A meta da revolução passiva de Gramsci é que o único discurso permitido seja o discurso do partido, que terá militantes infiltrados em todos os setores da sociedade. Ao chegar nesse ponto, a linguagem e os conceitos comuns serão socialistas, e dessa forma não haverá possibilidade de sequer articular outra visão de mundo que não o da perspectiva do partido. 

Os métodos de revolução de Gramsci foram aplicados pelo PT com disciplina franciscana, tomando a universidade, as redações de jornal e consequentemente dominando o debate público e a vida cultural do Brasil.

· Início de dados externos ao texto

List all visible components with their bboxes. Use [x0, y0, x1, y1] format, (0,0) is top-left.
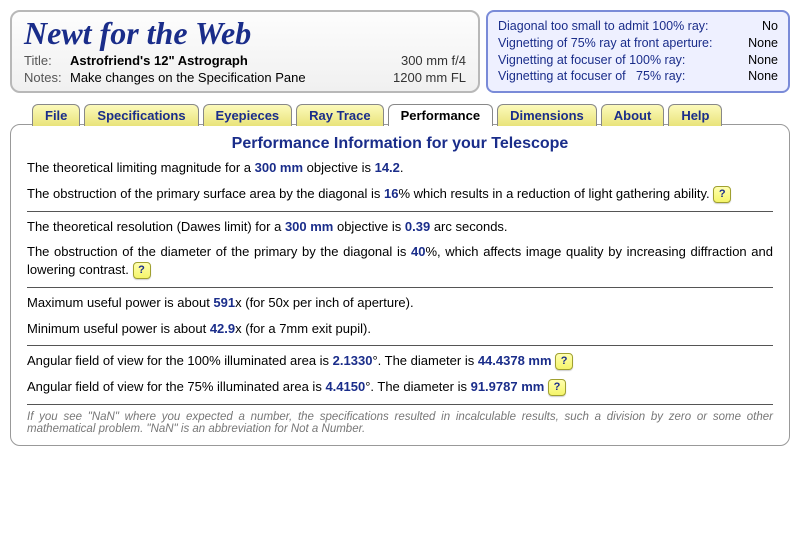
divider [27, 211, 773, 212]
max-power-text: Maximum useful power is about 591x (for … [27, 294, 773, 312]
divider [27, 345, 773, 346]
tab-file[interactable]: File [32, 104, 80, 126]
limiting-magnitude-text: The theoretical limiting magnitude for a… [27, 159, 773, 177]
diag-label: Vignetting of 75% ray at front aperture: [498, 35, 712, 52]
help-icon[interactable]: ? [713, 186, 731, 203]
divider [27, 287, 773, 288]
fov-75-angle: 4.4150 [325, 379, 365, 394]
aperture-value: 300 mm f/4 [366, 53, 466, 68]
nan-footnote: If you see "NaN" where you expected a nu… [27, 411, 773, 435]
min-power: 42.9 [210, 321, 235, 336]
diameter-obstruction-pct: 40 [411, 244, 425, 259]
dawes-limit-text: The theoretical resolution (Dawes limit)… [27, 218, 773, 236]
diag-label: Diagonal too small to admit 100% ray: [498, 18, 709, 35]
diag-value: None [748, 52, 778, 69]
area-obstruction-pct: 16 [384, 186, 398, 201]
title-label: Title: [24, 53, 70, 68]
content-panel: Performance Information for your Telesco… [10, 124, 790, 446]
divider [27, 404, 773, 405]
tab-bar: File Specifications Eyepieces Ray Trace … [32, 103, 790, 125]
title-value: Astrofriend's 12" Astrograph [70, 53, 366, 68]
fov-100-angle: 2.1330 [333, 353, 373, 368]
objective-size: 300 mm [285, 219, 333, 234]
help-icon[interactable]: ? [548, 379, 566, 396]
dawes-limit: 0.39 [405, 219, 430, 234]
limiting-magnitude: 14.2 [375, 160, 400, 175]
area-obstruction-text: The obstruction of the primary surface a… [27, 185, 773, 203]
diagnostics-panel: Diagonal too small to admit 100% ray:No … [486, 10, 790, 93]
diameter-obstruction-text: The obstruction of the diameter of the p… [27, 243, 773, 279]
min-power-text: Minimum useful power is about 42.9x (for… [27, 320, 773, 338]
diag-value: None [748, 68, 778, 85]
tab-specifications[interactable]: Specifications [84, 104, 198, 126]
header-panel: Newt for the Web Title: Astrofriend's 12… [10, 10, 480, 93]
max-power: 591 [213, 295, 235, 310]
diag-label: Vignetting at focuser of 75% ray: [498, 68, 685, 85]
tab-eyepieces[interactable]: Eyepieces [203, 104, 293, 126]
help-icon[interactable]: ? [555, 353, 573, 370]
tab-dimensions[interactable]: Dimensions [497, 104, 597, 126]
diag-value: No [762, 18, 778, 35]
tab-help[interactable]: Help [668, 104, 722, 126]
fov-75-text: Angular field of view for the 75% illumi… [27, 378, 773, 396]
tab-about[interactable]: About [601, 104, 665, 126]
app-title: Newt for the Web [24, 16, 466, 51]
objective-size: 300 mm [255, 160, 303, 175]
diag-label: Vignetting at focuser of 100% ray: [498, 52, 685, 69]
tab-raytrace[interactable]: Ray Trace [296, 104, 383, 126]
fov-100-text: Angular field of view for the 100% illum… [27, 352, 773, 370]
fov-100-diameter: 44.4378 mm [478, 353, 555, 368]
focal-length-value: 1200 mm FL [366, 70, 466, 85]
notes-label: Notes: [24, 70, 70, 85]
notes-value: Make changes on the Specification Pane [70, 70, 366, 85]
diag-value: None [748, 35, 778, 52]
help-icon[interactable]: ? [133, 262, 151, 279]
tab-performance[interactable]: Performance [388, 104, 493, 126]
content-heading: Performance Information for your Telesco… [27, 135, 773, 153]
fov-75-diameter: 91.9787 mm [471, 379, 548, 394]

A precariedade do nosso debate público, na política institucional e na produção cultural passa pelas consequências dessa estratégia bem-sucedida de supressão silenciosa e tomada do poder . O que causa a polarização e a divisão no nosso país é a cegueira revolucionária causada pela hegemonia cultural onde, de um lado, a direita sente-se ameaçada existencialmente e massacrada pelo PT. E do outro, a esquerda, portando-se como um predador feroz, busca aniquilar em definitivo a sua presa. A cegueira revolucionária nos impede de ver no outro um brasileiro com problemas, dilemas e dramas como todos  nós.